US-China Trade Almost Fully Halved from 2021 Peak

Close up of a metal container with writing photo by Zalfa Imanion Unsplash - https://unsplash.com/photos/red-and-blue-crane-under-blue-sky-during-daytime-MP6FMO8khn4

Trade between the U.S. and China has been almost fully cut in half since its October 2021 peak. The latest available trade data for October 2025 reveals the combined value of all goods exchanged between the two nations stood at $32.8 billion, which compares with the record peak of $64.7 billion in October 2021.

October is a significant month for U.S.-China trade because U.S. exports of soybeans to China typically peak during the month.
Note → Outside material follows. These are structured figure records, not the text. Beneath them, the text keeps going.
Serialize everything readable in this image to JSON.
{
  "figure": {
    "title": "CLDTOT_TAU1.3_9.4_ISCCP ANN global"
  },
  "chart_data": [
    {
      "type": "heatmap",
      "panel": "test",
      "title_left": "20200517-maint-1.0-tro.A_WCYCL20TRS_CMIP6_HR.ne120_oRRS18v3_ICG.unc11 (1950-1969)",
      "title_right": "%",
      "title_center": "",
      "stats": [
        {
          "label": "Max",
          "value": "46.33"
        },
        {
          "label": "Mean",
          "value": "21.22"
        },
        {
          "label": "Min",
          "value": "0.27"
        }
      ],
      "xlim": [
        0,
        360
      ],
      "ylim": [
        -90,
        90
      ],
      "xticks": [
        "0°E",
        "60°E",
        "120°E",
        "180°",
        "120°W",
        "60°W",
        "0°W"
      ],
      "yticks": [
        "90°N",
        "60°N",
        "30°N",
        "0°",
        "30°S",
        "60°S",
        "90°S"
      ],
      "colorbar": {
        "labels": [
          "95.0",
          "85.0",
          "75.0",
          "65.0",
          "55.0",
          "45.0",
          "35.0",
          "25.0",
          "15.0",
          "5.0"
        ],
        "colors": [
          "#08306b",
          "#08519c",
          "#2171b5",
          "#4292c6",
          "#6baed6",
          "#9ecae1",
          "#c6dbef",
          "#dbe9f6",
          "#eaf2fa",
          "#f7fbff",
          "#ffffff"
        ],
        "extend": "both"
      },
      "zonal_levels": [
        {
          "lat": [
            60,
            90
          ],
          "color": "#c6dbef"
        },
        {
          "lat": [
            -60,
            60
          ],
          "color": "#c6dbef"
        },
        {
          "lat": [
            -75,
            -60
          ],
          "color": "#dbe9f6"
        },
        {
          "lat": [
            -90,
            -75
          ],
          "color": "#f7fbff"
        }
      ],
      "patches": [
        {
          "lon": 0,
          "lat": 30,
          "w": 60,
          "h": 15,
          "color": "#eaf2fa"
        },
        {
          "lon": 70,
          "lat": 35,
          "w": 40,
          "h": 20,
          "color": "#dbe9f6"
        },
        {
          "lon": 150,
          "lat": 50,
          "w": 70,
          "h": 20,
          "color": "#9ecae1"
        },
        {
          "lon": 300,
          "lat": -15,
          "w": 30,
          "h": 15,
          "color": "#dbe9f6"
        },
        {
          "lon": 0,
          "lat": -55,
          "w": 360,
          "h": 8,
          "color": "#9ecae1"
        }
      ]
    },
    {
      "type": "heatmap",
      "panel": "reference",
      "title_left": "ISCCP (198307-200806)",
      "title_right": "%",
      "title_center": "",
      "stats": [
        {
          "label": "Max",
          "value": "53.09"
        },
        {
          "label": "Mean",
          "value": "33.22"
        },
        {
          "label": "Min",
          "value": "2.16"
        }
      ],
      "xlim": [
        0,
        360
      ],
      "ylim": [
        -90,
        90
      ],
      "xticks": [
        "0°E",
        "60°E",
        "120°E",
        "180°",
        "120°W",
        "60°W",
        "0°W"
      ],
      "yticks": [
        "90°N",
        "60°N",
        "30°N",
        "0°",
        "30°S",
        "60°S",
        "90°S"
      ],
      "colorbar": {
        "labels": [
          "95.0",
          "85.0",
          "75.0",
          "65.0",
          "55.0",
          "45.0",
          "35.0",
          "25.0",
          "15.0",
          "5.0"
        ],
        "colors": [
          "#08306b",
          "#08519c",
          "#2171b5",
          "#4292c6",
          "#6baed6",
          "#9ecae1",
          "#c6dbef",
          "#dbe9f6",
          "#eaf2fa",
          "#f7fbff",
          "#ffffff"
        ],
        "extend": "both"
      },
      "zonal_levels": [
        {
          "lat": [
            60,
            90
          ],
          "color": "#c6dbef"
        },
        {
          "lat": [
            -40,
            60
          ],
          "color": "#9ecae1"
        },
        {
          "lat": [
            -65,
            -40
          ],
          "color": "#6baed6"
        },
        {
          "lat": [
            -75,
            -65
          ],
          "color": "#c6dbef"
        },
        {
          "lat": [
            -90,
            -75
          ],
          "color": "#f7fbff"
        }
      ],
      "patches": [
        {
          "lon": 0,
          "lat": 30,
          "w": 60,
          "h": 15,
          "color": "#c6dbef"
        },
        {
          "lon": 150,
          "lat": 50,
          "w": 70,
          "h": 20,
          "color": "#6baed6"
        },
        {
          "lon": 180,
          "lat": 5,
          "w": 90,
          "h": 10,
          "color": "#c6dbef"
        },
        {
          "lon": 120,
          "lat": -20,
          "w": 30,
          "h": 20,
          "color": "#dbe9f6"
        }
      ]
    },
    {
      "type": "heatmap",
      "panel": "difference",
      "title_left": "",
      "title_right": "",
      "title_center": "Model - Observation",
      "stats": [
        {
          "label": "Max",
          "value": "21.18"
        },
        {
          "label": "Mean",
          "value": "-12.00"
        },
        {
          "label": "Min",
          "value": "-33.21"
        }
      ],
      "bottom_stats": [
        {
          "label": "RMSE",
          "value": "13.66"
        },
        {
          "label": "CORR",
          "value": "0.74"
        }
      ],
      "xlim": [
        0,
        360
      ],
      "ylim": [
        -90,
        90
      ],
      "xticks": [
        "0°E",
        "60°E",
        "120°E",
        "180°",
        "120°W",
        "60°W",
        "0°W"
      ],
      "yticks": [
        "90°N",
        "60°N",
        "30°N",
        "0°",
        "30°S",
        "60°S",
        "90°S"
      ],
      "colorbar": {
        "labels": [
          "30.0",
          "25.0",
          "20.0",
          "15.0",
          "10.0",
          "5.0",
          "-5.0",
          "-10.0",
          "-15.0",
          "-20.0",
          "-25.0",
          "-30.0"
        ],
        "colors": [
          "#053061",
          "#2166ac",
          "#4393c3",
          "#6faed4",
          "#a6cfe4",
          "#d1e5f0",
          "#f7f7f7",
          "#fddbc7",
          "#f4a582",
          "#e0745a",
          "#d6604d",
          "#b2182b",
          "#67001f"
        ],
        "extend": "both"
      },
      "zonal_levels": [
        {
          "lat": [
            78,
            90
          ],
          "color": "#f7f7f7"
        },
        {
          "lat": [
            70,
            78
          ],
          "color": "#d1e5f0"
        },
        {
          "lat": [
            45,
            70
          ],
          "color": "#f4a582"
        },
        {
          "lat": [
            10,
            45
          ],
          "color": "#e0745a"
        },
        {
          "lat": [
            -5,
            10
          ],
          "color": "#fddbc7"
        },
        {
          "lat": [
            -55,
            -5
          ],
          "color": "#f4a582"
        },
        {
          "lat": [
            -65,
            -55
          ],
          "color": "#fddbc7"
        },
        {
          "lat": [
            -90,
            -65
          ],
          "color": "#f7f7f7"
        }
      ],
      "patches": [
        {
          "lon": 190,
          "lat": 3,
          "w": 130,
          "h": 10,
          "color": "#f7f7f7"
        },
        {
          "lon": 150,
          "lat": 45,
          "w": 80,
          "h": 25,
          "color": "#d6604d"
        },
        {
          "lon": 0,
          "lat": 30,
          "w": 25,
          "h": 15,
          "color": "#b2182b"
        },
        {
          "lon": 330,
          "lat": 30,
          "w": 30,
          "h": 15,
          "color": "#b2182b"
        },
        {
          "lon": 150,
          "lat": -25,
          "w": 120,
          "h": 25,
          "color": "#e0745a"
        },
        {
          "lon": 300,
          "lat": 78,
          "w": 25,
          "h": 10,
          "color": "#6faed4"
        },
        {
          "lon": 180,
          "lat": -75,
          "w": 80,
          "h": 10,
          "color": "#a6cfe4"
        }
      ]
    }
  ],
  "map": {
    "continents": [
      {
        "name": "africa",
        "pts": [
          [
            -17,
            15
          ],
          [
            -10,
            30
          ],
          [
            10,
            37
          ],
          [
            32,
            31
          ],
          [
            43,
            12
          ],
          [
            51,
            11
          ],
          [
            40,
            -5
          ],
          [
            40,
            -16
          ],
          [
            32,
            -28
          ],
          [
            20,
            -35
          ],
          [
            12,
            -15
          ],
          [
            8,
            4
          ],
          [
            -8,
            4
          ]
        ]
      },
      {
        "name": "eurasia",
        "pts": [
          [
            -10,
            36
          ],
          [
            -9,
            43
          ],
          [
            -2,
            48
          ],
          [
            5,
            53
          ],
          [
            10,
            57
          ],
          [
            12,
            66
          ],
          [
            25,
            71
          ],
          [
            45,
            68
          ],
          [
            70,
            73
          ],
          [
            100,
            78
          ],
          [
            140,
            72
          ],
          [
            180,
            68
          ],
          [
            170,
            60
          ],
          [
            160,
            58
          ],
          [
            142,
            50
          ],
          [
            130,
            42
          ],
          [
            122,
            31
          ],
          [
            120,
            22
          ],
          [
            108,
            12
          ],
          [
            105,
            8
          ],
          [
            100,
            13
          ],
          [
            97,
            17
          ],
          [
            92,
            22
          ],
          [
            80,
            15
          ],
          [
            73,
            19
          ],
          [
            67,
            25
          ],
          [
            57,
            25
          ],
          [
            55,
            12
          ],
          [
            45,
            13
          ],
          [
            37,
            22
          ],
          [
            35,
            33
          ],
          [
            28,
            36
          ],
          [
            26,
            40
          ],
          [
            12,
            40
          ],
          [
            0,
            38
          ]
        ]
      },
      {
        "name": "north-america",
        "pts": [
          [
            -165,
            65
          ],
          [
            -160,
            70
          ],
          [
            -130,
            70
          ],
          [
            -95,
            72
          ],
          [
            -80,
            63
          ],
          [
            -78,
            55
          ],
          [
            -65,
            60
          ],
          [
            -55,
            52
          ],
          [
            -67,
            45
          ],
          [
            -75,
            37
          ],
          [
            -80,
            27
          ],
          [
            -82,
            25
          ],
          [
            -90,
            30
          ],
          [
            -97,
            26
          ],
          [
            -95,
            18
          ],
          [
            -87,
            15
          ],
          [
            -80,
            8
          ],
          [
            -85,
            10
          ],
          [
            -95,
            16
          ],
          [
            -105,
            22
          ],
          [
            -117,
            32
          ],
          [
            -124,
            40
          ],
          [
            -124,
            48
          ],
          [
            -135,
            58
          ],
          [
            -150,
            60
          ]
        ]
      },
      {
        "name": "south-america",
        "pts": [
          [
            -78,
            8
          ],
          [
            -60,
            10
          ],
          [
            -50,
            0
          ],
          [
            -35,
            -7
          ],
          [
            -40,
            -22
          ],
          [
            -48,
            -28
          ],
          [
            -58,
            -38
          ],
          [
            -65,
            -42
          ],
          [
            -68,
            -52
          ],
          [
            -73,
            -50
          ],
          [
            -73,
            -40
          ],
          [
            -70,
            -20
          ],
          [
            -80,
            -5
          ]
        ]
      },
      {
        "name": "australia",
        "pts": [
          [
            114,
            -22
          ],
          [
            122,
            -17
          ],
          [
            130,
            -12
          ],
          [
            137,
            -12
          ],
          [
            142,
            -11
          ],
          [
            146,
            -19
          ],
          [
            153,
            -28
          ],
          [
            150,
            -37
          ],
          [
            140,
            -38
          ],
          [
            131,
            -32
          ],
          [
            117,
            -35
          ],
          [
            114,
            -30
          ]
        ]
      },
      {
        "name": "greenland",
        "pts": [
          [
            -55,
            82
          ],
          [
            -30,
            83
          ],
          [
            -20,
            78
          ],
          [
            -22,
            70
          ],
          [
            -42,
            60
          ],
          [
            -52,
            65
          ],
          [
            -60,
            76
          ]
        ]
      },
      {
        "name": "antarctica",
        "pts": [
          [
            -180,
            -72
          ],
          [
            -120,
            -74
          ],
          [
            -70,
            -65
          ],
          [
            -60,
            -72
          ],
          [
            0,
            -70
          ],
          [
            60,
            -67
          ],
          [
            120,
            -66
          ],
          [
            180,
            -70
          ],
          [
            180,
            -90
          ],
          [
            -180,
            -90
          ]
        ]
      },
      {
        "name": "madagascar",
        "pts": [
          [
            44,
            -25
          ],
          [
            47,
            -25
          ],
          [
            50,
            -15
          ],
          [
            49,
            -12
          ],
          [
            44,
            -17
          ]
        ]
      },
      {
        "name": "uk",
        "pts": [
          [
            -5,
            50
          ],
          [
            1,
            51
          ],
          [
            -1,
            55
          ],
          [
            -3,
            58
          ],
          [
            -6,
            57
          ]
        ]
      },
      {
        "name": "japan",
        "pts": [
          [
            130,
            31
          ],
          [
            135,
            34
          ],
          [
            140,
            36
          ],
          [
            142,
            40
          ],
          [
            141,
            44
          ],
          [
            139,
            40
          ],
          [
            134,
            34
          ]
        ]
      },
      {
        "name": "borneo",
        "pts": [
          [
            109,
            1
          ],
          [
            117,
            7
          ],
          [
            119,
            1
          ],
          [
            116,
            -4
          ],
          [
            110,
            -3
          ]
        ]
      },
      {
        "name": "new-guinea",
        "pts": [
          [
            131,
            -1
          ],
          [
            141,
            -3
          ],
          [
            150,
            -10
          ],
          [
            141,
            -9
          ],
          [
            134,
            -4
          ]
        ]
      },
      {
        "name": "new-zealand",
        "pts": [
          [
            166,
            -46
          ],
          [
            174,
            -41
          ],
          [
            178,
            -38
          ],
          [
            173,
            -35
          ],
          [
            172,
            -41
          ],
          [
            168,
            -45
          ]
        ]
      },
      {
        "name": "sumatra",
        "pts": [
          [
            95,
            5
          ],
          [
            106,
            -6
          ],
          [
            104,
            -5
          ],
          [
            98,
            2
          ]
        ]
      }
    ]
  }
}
In 2025 however, even though China has been buying U.S. soybeans, sales have been muted with the result exports have significantly lagged the typical seasonal boost seen in previous years.

That outcome is a direct consequence of the tariff war between the two nations. Part of China's trade war strategy has been to purchase soybeans from other nations, with Brazil gaining much attention from China's soybean purchasers.

The following chart shows how the combined value of trade between the U.S. and China stands through October 2025 in the context of how trade between the nations has developed since January 2017.

Combined Value of U.S. Exports to China and U.S. Imports from China, January 2017 - October 2025

The chart features a counterfactual of how the rolling twelve month average value of goods exchanged between the U.S. and China would have grown in the absence of the global tariff war between the two nations. Through October 2025, we find the gap between that counterfactual and the actual trajectory of U.S.-China trade has opened up to $11.5 billion, with a cumulative loss of $43.4 billion since February 2025.

Looking forward, the U.S. and China reached a one-year trade deal on 1 November 2025. We'll see over the next several months how that deal might change the overall trajectory of the rolling twelve month average. Assuming that deal is not disrupted by President Trump's just-announced 25% tariff on nations trading with Iran because of that nation's repressive government's crackdown against protestors.

All this discussion emphasizes a critical point. Rather than a tool to raise revenue, tariffs have become a tool for addressing geopolitical concerns during President Trump's second term. They've become more than a means of regulating trade.

References

U.S. Census Bureau. U.S. International Trade in Goods and Services (FT900). U.S. Trade in Goods with China, Not Seasonally Adjusted, Nominal Figures, Total Census Basis. [Online database]. Accessed 8 January 2025.